As kids, these players had no social advantages, only challenges and obstacles, yet they made it in the mean world of professional football, where only money, physical fitness, and Kairos, the ancient Greeks’ god of opportunity and luck, play decisive roles. One can’t help but suspect that it is the hardships of their youth that has enabled them to meet with such success now, and lead this Croatian team to the semi-finals against England. Lovren once said in an interview:

When I see the refugees from Syria and other countries today, my first reaction is that we have to give these people a chance. They deserve the kind of chance my parents and I received when we left Bosnia.

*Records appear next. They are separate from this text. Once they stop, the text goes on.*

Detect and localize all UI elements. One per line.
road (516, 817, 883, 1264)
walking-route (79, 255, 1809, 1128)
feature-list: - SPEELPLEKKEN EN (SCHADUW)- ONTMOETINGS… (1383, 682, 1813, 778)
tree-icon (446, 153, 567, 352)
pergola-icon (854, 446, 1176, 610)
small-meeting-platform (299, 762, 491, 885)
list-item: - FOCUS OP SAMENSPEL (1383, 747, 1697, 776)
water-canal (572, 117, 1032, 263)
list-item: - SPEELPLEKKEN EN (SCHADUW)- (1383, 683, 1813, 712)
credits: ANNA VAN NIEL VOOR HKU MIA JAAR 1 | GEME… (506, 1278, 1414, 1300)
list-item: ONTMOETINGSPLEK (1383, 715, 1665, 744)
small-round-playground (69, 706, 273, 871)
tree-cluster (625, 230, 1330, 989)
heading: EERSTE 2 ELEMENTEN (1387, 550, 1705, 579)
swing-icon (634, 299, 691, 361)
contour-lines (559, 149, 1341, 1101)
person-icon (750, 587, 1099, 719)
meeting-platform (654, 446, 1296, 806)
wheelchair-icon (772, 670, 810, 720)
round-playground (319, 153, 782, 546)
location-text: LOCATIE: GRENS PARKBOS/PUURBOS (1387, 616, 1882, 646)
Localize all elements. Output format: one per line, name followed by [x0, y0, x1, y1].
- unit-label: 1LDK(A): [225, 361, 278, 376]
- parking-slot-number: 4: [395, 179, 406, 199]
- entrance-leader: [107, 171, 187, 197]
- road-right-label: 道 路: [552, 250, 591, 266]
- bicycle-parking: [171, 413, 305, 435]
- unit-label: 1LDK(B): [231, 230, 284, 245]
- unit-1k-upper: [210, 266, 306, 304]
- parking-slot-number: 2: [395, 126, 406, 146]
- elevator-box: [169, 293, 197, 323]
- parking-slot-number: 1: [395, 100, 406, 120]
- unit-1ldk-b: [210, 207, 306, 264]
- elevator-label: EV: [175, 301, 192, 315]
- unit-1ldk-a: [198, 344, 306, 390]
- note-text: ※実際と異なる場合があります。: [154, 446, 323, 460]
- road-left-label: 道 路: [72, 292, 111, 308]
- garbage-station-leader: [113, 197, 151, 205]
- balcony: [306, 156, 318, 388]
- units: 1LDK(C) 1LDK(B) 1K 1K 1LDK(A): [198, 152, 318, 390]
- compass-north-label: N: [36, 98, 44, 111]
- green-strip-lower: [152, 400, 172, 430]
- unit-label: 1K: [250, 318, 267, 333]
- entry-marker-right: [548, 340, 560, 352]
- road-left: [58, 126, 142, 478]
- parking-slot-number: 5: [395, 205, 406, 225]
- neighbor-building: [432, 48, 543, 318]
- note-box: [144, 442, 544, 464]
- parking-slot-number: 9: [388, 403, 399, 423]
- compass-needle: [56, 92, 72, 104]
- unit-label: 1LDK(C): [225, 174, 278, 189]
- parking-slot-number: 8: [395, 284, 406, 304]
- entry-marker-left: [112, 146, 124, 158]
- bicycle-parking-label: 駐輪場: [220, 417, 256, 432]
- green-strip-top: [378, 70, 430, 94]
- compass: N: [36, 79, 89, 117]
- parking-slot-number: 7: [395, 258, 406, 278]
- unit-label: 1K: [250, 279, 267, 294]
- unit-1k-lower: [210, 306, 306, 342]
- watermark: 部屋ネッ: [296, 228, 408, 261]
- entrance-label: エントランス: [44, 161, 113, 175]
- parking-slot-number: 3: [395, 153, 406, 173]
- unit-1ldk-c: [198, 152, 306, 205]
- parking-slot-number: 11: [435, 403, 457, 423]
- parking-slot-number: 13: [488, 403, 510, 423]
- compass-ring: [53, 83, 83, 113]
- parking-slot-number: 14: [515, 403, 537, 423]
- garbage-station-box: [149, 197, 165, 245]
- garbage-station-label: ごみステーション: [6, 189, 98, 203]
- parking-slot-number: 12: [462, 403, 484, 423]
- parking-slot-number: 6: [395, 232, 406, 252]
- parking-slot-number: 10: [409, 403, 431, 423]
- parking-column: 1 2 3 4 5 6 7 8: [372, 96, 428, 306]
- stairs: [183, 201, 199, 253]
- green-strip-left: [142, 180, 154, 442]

They don’t want to be part of the war, which was caused by others, and the only thing they can do is to run away from it.

After Croatia’s tough win against Denmark in the round of sixteen, I traveled to Sarajevo for a literary festival co-organized by the Bosnian-American writer Aleksandar Hemon, who happened to be in the United States when the war in Bosnia broke out in 1992. Hemon, whose career bears a striking resemblance to the Polish writer Witold Gombrowicz’s expatriate experience after 1939, has never returned to live in his home country. Following the official closing of the festival on Saturday evening, some of the writers and poets, Hemon among them, got together in a bar to watch Croatia’s quarter-final game against Russia. Despite the lingering burdens of war, still only two decades old, most of the bar’s regular customers joined my son, who came to the festival with me, in cheering for Croatia.

Together, we celebrated when our incredible goalie, Danijel Subašić, saved the decisive penalty, and Ivan Rakitić scored the winning goal. For a brief moment at least, to me and perhaps to all of us in the bar, it felt as though the war was finally over.